Adam Schiff, discret élu démocrate devenu visage des efforts pour destituer Trump


Jeudi 3 Octobre 2019

De nombreux Américains se sont dits profondément inquiets que
des puissances étrangères aient
pu entretenir ou disposer de leviers de pression
financiers ou d'une influence sur
le président Trump
et ses associés


Adam Schiff, l'élu démocrate qui supervise l'enquête visant à destituer Donald Trump, avait lancé sa carrière de procureur il y a trente ans en poursuivant le premier agent du FBI incarcéré pour espionnage à la solde de Moscou.
L'Américain avait été séduit par une femme russe. Une liaison qui avait offert aux Soviétiques les moyens de le faire chanter et de lui soutirer des informations sensibles sur les Etats-Unis.
Aujourd'hui M. Schiff, 59 ans, veut savoir si l'Ukraine, ou d'autres forces étrangères, ont pu obtenir leur propre levier de pression sur le président américain.
Par exemple parce qu'elles savaient que Donald Trump avait discrètement sollicité l'aide de Kiev pour trouver des éléments embarrassants contre son possible grand rival démocrate à la présidentielle de 2020: Joe Biden... puis tenté de dissimuler ces efforts.
Ce diplômé d'Harvard a forgé sa vision des menaces potentielles contre la sécurité américaine lors de ses débuts en tant que procureur fédéral, à la fin des années 1980.
Une perspective qui le guide aujourd'hui encore dans ses fonctions de président de la puissante commission du Renseignement de la Chambre des représentants et, depuis la semaine dernière, de responsable de l'enquête en vue de présenter, au Congrès, un dossier de mise en accusation ("impeachment") de Donald Trump dans l'affaire ukrainienne.
Ne levant jamais la voix, donnant rarement dans l'hyperbole, peu auraient cité cet homme au visage pâle et lisse comme candidat évident pour incarner le "chien d'attaque" des démocrates du Congrès contre le batailleur président républicain.
Ce qui a donné un écho particulièrement fort aux mots choisis par Adam Schiff pour réagir à la transcription des échanges entre Donald Trump et son homologue ukrainien Volodymyr Zelensky, lorsque le milliardaire lui a demandé qu'il lui fasse une "faveur".
C'est "encore plus accablant que ce que j'avais, ou ce que beaucoup d'autres avaient, imaginé", a lancé l'élu californien, originaire d'une circonscription près de Los Angeles où sont installés de nombreux studios de cinéma.
"C'est comme cela qu'un chef mafieux parle: +qu'avez-vous fait pour nous?

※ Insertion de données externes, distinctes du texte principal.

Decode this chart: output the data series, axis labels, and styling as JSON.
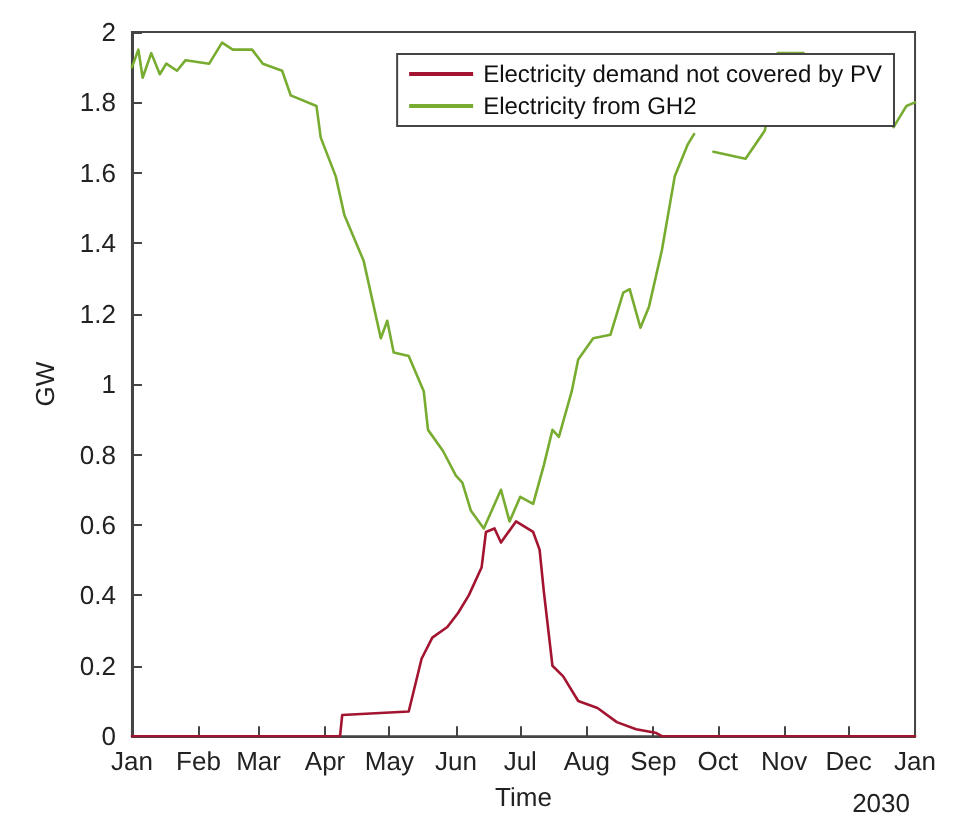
{
  "chart_data": {
    "type": "line",
    "xlabel": "Time",
    "ylabel": "GW",
    "annotations": [
      "2030"
    ],
    "xlim": [
      "2030-01-01",
      "2031-01-01"
    ],
    "xticks": [
      {
        "value": "2030-01-01",
        "label": "Jan"
      },
      {
        "value": "2030-02-01",
        "label": "Feb"
      },
      {
        "value": "2030-03-01",
        "label": "Mar"
      },
      {
        "value": "2030-04-01",
        "label": "Apr"
      },
      {
        "value": "2030-05-01",
        "label": "May"
      },
      {
        "value": "2030-06-01",
        "label": "Jun"
      },
      {
        "value": "2030-07-01",
        "label": "Jul"
      },
      {
        "value": "2030-08-01",
        "label": "Aug"
      },
      {
        "value": "2030-09-01",
        "label": "Sep"
      },
      {
        "value": "2030-10-01",
        "label": "Oct"
      },
      {
        "value": "2030-11-01",
        "label": "Nov"
      },
      {
        "value": "2030-12-01",
        "label": "Dec"
      },
      {
        "value": "2031-01-01",
        "label": "Jan"
      }
    ],
    "ylim": [
      0,
      2
    ],
    "yticks": [
      0,
      0.2,
      0.4,
      0.6,
      0.8,
      1,
      1.2,
      1.4,
      1.6,
      1.8,
      2
    ],
    "grid": false,
    "legend": "top right",
    "series": [
      {
        "name": "Electricity demand not covered by PV",
        "color": "#a2142f",
        "x": [
          "2030-01-01",
          "2030-04-08",
          "2030-04-09",
          "2030-05-10",
          "2030-05-12",
          "2030-05-16",
          "2030-05-21",
          "2030-05-28",
          "2030-06-02",
          "2030-06-07",
          "2030-06-13",
          "2030-06-15",
          "2030-06-19",
          "2030-06-22",
          "2030-06-29",
          "2030-07-07",
          "2030-07-10",
          "2030-07-12",
          "2030-07-16",
          "2030-07-21",
          "2030-07-28",
          "2030-08-06",
          "2030-08-15",
          "2030-08-24",
          "2030-09-02",
          "2030-09-05",
          "2031-01-01"
        ],
        "values": [
          0,
          0,
          0.06,
          0.07,
          0.12,
          0.22,
          0.28,
          0.31,
          0.35,
          0.4,
          0.48,
          0.58,
          0.59,
          0.55,
          0.61,
          0.58,
          0.53,
          0.41,
          0.2,
          0.17,
          0.1,
          0.08,
          0.04,
          0.02,
          0.01,
          0,
          0
        ]
      },
      {
        "name": "Electricity from GH2",
        "color": "#77ac30",
        "x": [
          "2030-01-01",
          "2030-01-04",
          "2030-01-06",
          "2030-01-10",
          "2030-01-14",
          "2030-01-17",
          "2030-01-22",
          "2030-01-26",
          "2030-02-06",
          "2030-02-12",
          "2030-02-17",
          "2030-02-26",
          "2030-03-03",
          "2030-03-12",
          "2030-03-16",
          "2030-03-28",
          "2030-03-30",
          "2030-04-06",
          "2030-04-10",
          "2030-04-19",
          "2030-04-27",
          "2030-04-30",
          "2030-05-03",
          "2030-05-10",
          "2030-05-17",
          "2030-05-19",
          "2030-05-26",
          "2030-06-01",
          "2030-06-04",
          "2030-06-08",
          "2030-06-14",
          "2030-06-22",
          "2030-06-26",
          "2030-07-01",
          "2030-07-07",
          "2030-07-12",
          "2030-07-16",
          "2030-07-19",
          "2030-07-25",
          "2030-07-28",
          "2030-08-04",
          "2030-08-12",
          "2030-08-18",
          "2030-08-21",
          "2030-08-26",
          "2030-08-30",
          "2030-09-05",
          "2030-09-11",
          "2030-09-17",
          "2030-09-20",
          "2030-09-24",
          "2030-09-29",
          "2030-10-14",
          "2030-10-23",
          "2030-10-29",
          "2030-11-10",
          "2030-11-16",
          "2030-11-20",
          "2030-12-22",
          "2030-12-28",
          "2031-01-01"
        ],
        "values": [
          1.9,
          1.95,
          1.87,
          1.94,
          1.88,
          1.91,
          1.89,
          1.92,
          1.91,
          1.97,
          1.95,
          1.95,
          1.91,
          1.89,
          1.82,
          1.79,
          1.7,
          1.59,
          1.48,
          1.35,
          1.13,
          1.18,
          1.09,
          1.08,
          0.98,
          0.87,
          0.81,
          0.74,
          0.72,
          0.64,
          0.59,
          0.7,
          0.61,
          0.68,
          0.66,
          0.77,
          0.87,
          0.85,
          0.98,
          1.07,
          1.13,
          1.14,
          1.26,
          1.27,
          1.16,
          1.22,
          1.38,
          1.59,
          1.68,
          1.71,
          null,
          1.66,
          1.64,
          1.72,
          1.94,
          1.94,
          null,
          null,
          1.73,
          1.79,
          1.8
        ]
      }
    ]
  }
}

Nous en avons tellement fait pour vous mais cela n'est pas très réciproque. J'ai un service à vous demander+", a-t-il paraphrasé.
Furieux, Donald Trump multiplie les pointes acérées contre l'élu, l'affublant de surnoms moqueurs et l'accusant même d'avoir fait, en le paraphrasant, une "fausse" déclaration illégale.

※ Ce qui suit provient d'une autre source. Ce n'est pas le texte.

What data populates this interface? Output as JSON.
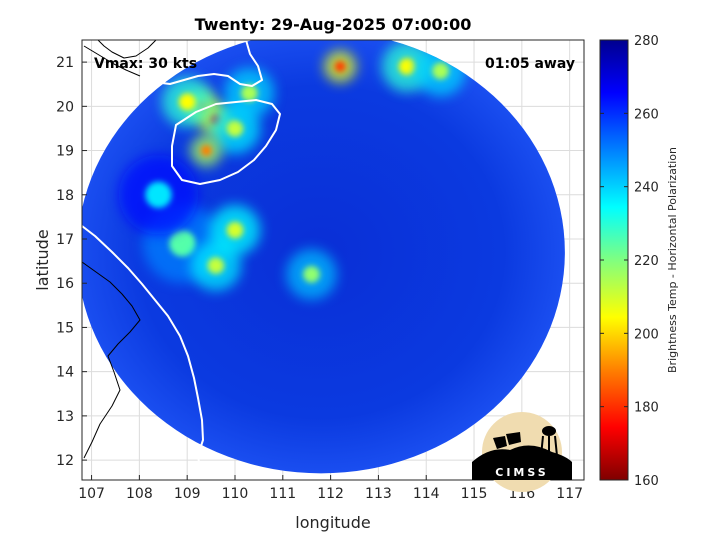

"Doit-il être arrêté pour trahison?", a même lancé le républicain lundi matin.
Aussi réservé qu'il apparaisse, Adam Schiff a déjà fait ses preuves d'enquêteur déterminé.

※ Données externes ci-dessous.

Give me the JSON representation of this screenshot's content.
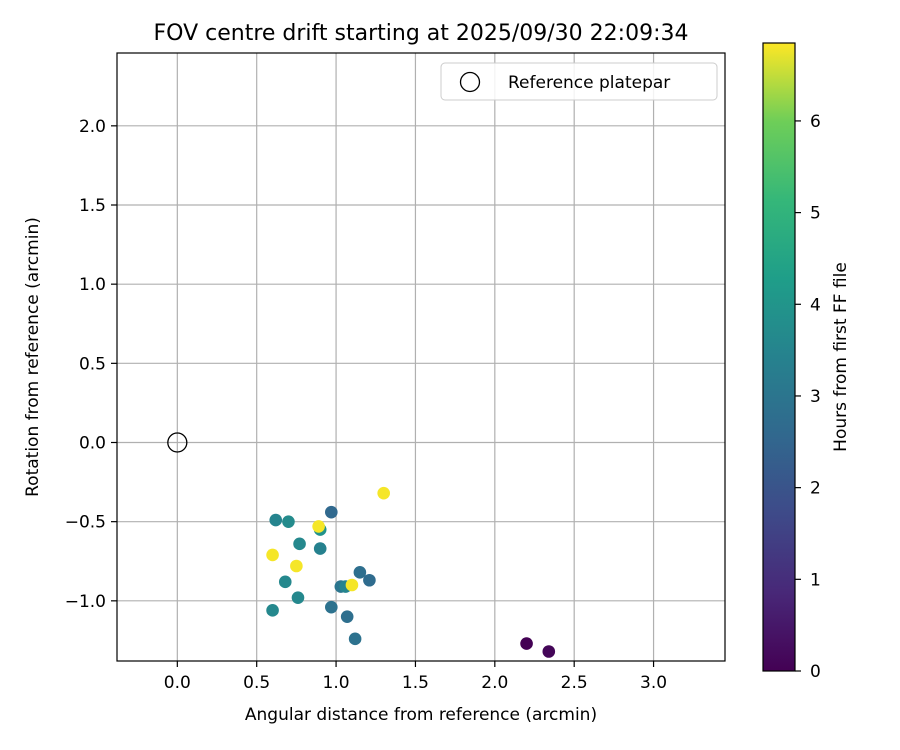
{
  "chart_data": {
    "type": "scatter",
    "title": "FOV centre drift starting at 2025/09/30 22:09:34",
    "xlabel": "Angular distance from reference (arcmin)",
    "ylabel": "Rotation from reference (arcmin)",
    "xlim": [
      -0.38,
      3.45
    ],
    "ylim": [
      -1.38,
      2.46
    ],
    "xticks": [
      0.0,
      0.5,
      1.0,
      1.5,
      2.0,
      2.5,
      3.0
    ],
    "yticks": [
      -1.0,
      -0.5,
      0.0,
      0.5,
      1.0,
      1.5,
      2.0
    ],
    "xtick_labels": [
      "0.0",
      "0.5",
      "1.0",
      "1.5",
      "2.0",
      "2.5",
      "3.0"
    ],
    "ytick_labels": [
      "−1.0",
      "−0.5",
      "0.0",
      "0.5",
      "1.0",
      "1.5",
      "2.0"
    ],
    "grid": true,
    "legend": {
      "placement": "top-right",
      "entries": [
        "Reference platepar"
      ]
    },
    "reference_point": {
      "name": "Reference platepar",
      "x": 0.0,
      "y": 0.0,
      "marker": "open-circle"
    },
    "colorbar": {
      "label": "Hours from first FF file",
      "colormap": "viridis",
      "range": [
        0,
        6.85
      ],
      "ticks": [
        0,
        1,
        2,
        3,
        4,
        5,
        6
      ],
      "tick_labels": [
        "0",
        "1",
        "2",
        "3",
        "4",
        "5",
        "6"
      ]
    },
    "points": [
      {
        "x": 2.2,
        "y": -1.27,
        "c": 0.0
      },
      {
        "x": 2.34,
        "y": -1.32,
        "c": 0.1
      },
      {
        "x": 0.97,
        "y": -0.44,
        "c": 2.6
      },
      {
        "x": 1.15,
        "y": -0.82,
        "c": 2.8
      },
      {
        "x": 1.21,
        "y": -0.87,
        "c": 2.7
      },
      {
        "x": 1.12,
        "y": -1.24,
        "c": 2.9
      },
      {
        "x": 1.07,
        "y": -1.1,
        "c": 2.8
      },
      {
        "x": 0.97,
        "y": -1.04,
        "c": 2.9
      },
      {
        "x": 1.03,
        "y": -0.91,
        "c": 3.0
      },
      {
        "x": 1.06,
        "y": -0.91,
        "c": 3.5
      },
      {
        "x": 0.62,
        "y": -0.49,
        "c": 3.5
      },
      {
        "x": 0.7,
        "y": -0.5,
        "c": 3.7
      },
      {
        "x": 0.9,
        "y": -0.55,
        "c": 3.9
      },
      {
        "x": 0.9,
        "y": -0.67,
        "c": 3.4
      },
      {
        "x": 0.77,
        "y": -0.64,
        "c": 3.6
      },
      {
        "x": 0.68,
        "y": -0.88,
        "c": 3.6
      },
      {
        "x": 0.76,
        "y": -0.98,
        "c": 3.6
      },
      {
        "x": 0.6,
        "y": -1.06,
        "c": 3.6
      },
      {
        "x": 1.3,
        "y": -0.32,
        "c": 6.8
      },
      {
        "x": 0.89,
        "y": -0.53,
        "c": 6.8
      },
      {
        "x": 0.6,
        "y": -0.71,
        "c": 6.8
      },
      {
        "x": 0.75,
        "y": -0.78,
        "c": 6.8
      },
      {
        "x": 1.1,
        "y": -0.9,
        "c": 6.8
      }
    ]
  }
}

La présidente démocrate de la Chambre, Nancy Pelosi, l'a décrit comme "logique (...) mesuré mais percutant".
"Je compte mener une enquête minutieuse", a-t-il promis dimanche sur ABC.
Ce cycliste passionné, qui avait à 50 ans accompli un triathlon de distance olympique, aime à rappeler qu'il a fait ses premières armes dans son enquête de jeune procureur contre l'agent du FBI.
"J'en ai beaucoup appris sur les techniques russes: la façon d'opérer des Russes, qui ils ciblent, les vulnérabilités qu'ils recherchent", avait-il raconté plus tôt cette année à Zach Dorfman, du centre de réflexion Aspen Institute Cyber and Technology program.
Au-delà de l'ingérence russe dans les élections de 2016, qui a assombri les deux premières années du mandat Trump, secoué par la vaste enquête du procureur Mueller, Adam Schiff se concentre sur ce qu'il perçoit comme le coeur de la menace: un gouvernement étranger dispose-t-il d'un moyen de faire chanter un haut responsable américain?
"De nombreux Américains se sont dits profondément inquiets que des puissances étrangères, surtout la Russie, aient pu entretenir ou disposer de leviers de pression financiers ou d'une influence sur le président Trump et ses associés", avait-il écrit dans une tribune publiée par le Washington Post en avril.
"Il revient au Congrès de s'assurer que le président et ses associés travaillent pour les Américains et non pour de mystérieux intérêts personnels ou étrangers".